A disgruntled twentysomething waxes poetic on her many travels aboard Tdot's very own public transportation system, the TTC.

Wednesday, March 3, 2010

Ride The Snot Rocket

Growing up I remember my mom always seemed to have the sniffles. She would use and reuse a kleenex to the point where it no longer looked like a tissue, but rather an owl pellet (you know the kind that contain mouse skeletons? Yeah, those). Anyway, I remember her drinking her cup of International Coffee (Suisse Mocha flavour) and dabbing her nose while she prepared our lunches. When not wiping, she would store the kleenex in the cuff of her navy blue housecoat. Let me be clear, she didn’t use a hanky, she used a disposable facial tissue more times in a row than its creators ever intended for it. She was recycling before it became trendy!

Now my grandfather, he used a real mccoy handkerchief. In fact, he had a vast array. He was a debonair man in white polyester slacks and tinted glasses and he loved a pop of colour peeking out of the breast pocket of his pale pink polo. Plus his honker dripped like a spigot, so it was quite pragmatic to carry one on his person.

You may be wondering what on earth my meandering over these childhood memories of my family members has to do with public transit. I’m getting there. You see, I am completely compassionate when it comes to runny noses. I come from a long line of nasal issues, but I will not stand for blowing one’s nose on a packed streetcar.

Its cold and flu season, H1N1 is in full tilt, HELLO?! So for the love of all things holy, keep your globules to yourself! Feel a drip coming on? Sniff it back, honey!
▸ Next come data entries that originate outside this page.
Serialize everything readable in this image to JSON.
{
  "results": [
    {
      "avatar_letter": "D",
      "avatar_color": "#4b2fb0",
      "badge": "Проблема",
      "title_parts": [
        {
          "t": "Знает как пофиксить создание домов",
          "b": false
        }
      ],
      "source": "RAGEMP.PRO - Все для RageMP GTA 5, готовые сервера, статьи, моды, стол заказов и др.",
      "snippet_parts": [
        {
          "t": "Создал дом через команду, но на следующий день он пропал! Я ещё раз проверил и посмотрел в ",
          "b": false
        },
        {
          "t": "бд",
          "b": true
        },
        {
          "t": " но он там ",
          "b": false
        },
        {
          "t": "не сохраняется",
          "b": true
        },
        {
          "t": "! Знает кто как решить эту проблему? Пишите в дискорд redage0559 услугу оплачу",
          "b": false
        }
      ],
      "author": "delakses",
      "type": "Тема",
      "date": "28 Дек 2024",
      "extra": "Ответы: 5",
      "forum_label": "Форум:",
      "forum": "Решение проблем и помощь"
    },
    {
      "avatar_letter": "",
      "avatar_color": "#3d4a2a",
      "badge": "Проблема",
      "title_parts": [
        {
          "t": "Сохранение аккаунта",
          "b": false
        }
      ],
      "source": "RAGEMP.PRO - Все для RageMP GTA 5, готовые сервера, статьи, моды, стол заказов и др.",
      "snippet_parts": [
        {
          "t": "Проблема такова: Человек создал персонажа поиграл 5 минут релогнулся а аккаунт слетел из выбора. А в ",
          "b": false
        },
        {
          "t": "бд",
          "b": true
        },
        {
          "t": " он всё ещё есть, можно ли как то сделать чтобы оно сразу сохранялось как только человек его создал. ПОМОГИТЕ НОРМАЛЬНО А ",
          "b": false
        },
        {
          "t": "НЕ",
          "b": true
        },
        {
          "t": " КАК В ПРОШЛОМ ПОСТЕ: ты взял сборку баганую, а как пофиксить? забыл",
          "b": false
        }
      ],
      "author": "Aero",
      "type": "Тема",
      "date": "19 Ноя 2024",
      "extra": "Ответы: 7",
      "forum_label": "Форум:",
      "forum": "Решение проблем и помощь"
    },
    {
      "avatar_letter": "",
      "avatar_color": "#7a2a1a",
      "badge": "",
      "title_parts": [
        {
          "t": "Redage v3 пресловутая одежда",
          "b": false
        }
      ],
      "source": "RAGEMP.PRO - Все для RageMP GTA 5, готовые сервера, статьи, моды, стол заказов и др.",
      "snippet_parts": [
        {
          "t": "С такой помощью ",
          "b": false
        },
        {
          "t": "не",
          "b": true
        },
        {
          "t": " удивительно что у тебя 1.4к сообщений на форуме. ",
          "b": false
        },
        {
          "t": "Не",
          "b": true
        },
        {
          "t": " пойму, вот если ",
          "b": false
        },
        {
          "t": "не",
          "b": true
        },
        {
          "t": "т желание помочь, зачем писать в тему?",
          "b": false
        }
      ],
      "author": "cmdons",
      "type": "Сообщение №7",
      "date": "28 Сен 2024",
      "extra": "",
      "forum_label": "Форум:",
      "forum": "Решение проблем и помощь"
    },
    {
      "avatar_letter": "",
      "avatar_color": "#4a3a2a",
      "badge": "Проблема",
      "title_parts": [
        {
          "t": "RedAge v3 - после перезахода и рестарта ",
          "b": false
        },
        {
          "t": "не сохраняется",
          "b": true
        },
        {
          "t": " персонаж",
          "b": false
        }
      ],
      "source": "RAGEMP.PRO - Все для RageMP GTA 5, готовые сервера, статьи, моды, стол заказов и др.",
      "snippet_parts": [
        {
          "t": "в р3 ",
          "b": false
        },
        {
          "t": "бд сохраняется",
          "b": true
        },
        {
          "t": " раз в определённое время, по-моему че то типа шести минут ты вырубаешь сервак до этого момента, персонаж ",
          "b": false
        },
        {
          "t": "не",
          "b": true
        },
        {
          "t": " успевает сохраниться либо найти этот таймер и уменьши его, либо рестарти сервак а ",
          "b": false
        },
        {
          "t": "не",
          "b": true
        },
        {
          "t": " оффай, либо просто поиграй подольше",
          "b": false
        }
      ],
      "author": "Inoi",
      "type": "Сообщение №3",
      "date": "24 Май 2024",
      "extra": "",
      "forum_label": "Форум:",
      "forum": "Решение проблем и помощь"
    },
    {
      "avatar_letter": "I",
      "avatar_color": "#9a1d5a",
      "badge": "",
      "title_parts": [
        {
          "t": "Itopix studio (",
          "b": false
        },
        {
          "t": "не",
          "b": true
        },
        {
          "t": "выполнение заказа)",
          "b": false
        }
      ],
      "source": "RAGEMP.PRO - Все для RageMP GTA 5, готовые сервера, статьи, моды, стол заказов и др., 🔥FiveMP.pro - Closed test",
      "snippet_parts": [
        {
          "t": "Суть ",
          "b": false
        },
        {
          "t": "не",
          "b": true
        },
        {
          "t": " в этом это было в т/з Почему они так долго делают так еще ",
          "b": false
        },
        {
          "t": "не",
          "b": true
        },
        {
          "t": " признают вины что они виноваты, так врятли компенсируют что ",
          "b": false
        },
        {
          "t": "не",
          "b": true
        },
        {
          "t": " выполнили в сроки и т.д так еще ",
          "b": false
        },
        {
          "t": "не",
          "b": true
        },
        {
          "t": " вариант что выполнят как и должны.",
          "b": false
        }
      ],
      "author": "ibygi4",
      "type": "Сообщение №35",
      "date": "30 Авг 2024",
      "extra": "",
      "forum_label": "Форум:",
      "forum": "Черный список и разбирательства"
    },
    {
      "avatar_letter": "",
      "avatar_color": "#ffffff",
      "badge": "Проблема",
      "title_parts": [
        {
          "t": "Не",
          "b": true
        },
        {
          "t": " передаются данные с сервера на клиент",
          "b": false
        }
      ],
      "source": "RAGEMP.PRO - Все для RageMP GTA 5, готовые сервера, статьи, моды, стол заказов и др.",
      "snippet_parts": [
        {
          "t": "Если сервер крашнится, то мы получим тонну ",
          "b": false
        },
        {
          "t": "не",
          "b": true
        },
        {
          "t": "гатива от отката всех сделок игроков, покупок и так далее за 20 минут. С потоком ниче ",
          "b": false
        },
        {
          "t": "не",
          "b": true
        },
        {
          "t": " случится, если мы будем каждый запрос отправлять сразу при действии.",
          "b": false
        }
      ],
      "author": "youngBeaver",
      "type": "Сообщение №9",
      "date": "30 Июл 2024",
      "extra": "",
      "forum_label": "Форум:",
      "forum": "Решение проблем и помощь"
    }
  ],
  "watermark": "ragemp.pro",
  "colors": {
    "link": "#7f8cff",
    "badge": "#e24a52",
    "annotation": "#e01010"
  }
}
Have you ever seen that horrifying slow motion close up of a man sneezing behind a black backdrop and the camera zooms in on each droplet of germ-ridden saliva and mucous that shoots out of his facial orifices? This is what goes through my mind every time I hear an “Achoo!” on the TTC.

What makes this worry a gruesome reality is that I’ve witnessed with my own eyes on more than one occasion, a person completely ignore Public Health’s helpful advice to do the “Sleeve Sneeze” and instead choose to hock a big, pale yellow loogie right onto the palm of their mitt. What did they do with said mitt? Why they held on to the hand rail, that’s what! And I swear I saw a string of mucous stretch between the red woolen fabric of the assailant’s mitt and the aluminum pole. I will throw a parade the day that Purell is made available on public transit.